Charlemagne (d. 814) was crowned in the basilica of Aachen (Germany), which he had dedicated to the Mother of God. He received the relic of the belt of the Blessed Virgin given to him by the Empress of Constantinople (today Istanbul,Turkey) with great devotion and wore a medal of Our Lady around his neck all his life. As he was nearing his death, he asked to be buried with a statue of the Madonna and Child placed on his heart.
After his death, the Council of Mainz (Germany) instituted the feast of the Assumption in the whole Frankish Empire. Charlemagne's empire marked the end of feudalism and the beginning of the unification of Europe, which was born at the same time as Christianity, under the protection of the Mother of God.
In 778, weary of the stubborn resistance of the Saracen Lord Mirat in the citadel of Mirambel (now the citadel of Lourdes), Charlemagne was about to give up and lift the siege, when his friend Turpin, bishop of Puy-en-Velay (southern France), had an inspiration. He obtained permission to go and parley with the besieged, asking Mirat whether he would accept to sign the treaty of surrender not to Charlemagne, but to the Queen of Heaven.

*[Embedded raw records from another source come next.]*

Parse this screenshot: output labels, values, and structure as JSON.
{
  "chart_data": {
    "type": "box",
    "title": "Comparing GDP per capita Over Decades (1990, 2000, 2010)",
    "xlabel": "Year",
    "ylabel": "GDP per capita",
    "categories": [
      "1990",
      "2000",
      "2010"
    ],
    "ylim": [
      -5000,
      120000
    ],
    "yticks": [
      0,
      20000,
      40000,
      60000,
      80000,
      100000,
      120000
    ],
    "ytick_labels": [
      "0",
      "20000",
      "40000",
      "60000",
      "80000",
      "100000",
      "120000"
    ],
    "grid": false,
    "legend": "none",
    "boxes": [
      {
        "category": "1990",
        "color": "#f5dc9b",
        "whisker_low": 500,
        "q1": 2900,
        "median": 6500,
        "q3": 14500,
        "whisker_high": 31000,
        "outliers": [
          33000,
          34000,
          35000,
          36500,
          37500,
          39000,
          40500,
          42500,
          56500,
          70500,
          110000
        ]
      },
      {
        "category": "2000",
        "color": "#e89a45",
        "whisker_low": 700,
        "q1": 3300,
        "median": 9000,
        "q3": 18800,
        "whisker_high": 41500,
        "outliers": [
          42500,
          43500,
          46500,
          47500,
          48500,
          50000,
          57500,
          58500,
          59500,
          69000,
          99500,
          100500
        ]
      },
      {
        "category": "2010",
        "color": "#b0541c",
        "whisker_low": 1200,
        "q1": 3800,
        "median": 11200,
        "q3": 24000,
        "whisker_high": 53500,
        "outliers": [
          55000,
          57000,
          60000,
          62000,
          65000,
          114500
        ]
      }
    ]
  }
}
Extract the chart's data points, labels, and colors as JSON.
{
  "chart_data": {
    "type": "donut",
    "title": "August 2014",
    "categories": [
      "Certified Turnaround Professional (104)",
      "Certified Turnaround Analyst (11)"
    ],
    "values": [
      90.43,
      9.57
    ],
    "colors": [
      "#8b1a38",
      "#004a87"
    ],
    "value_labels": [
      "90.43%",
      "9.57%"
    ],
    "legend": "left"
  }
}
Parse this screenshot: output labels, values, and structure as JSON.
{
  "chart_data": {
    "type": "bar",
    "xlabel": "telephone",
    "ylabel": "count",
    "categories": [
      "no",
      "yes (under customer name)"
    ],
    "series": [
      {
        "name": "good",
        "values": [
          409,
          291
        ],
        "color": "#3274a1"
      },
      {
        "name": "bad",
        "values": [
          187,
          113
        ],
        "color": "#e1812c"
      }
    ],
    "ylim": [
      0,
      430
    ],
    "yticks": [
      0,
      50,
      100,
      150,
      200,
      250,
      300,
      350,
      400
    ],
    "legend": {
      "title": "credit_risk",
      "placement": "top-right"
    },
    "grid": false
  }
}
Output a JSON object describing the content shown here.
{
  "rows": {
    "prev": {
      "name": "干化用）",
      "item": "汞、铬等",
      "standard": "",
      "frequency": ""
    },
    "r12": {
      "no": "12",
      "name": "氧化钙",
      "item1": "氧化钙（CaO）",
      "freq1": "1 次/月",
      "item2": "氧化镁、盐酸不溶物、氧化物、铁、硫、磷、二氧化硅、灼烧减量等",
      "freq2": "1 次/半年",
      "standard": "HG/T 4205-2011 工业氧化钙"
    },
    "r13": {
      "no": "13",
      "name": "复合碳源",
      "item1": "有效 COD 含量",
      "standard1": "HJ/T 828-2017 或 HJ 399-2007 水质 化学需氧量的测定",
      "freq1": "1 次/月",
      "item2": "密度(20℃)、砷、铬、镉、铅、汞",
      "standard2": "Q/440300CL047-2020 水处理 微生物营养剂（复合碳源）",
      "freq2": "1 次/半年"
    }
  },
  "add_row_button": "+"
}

The terms of the surrender were agreeable to the Moorish chief, who laid down his arms at the feet of the Black Madonna of Le Puy, and was baptized. On the day of his baptism, Mirat changed his name to Lorus, which became the name of his city, and later “Lourdes.” A thousand years before her apparition to Saint Bernadette, the Virgin had thus officially been given dominion over the place where she appeared in the 19th century!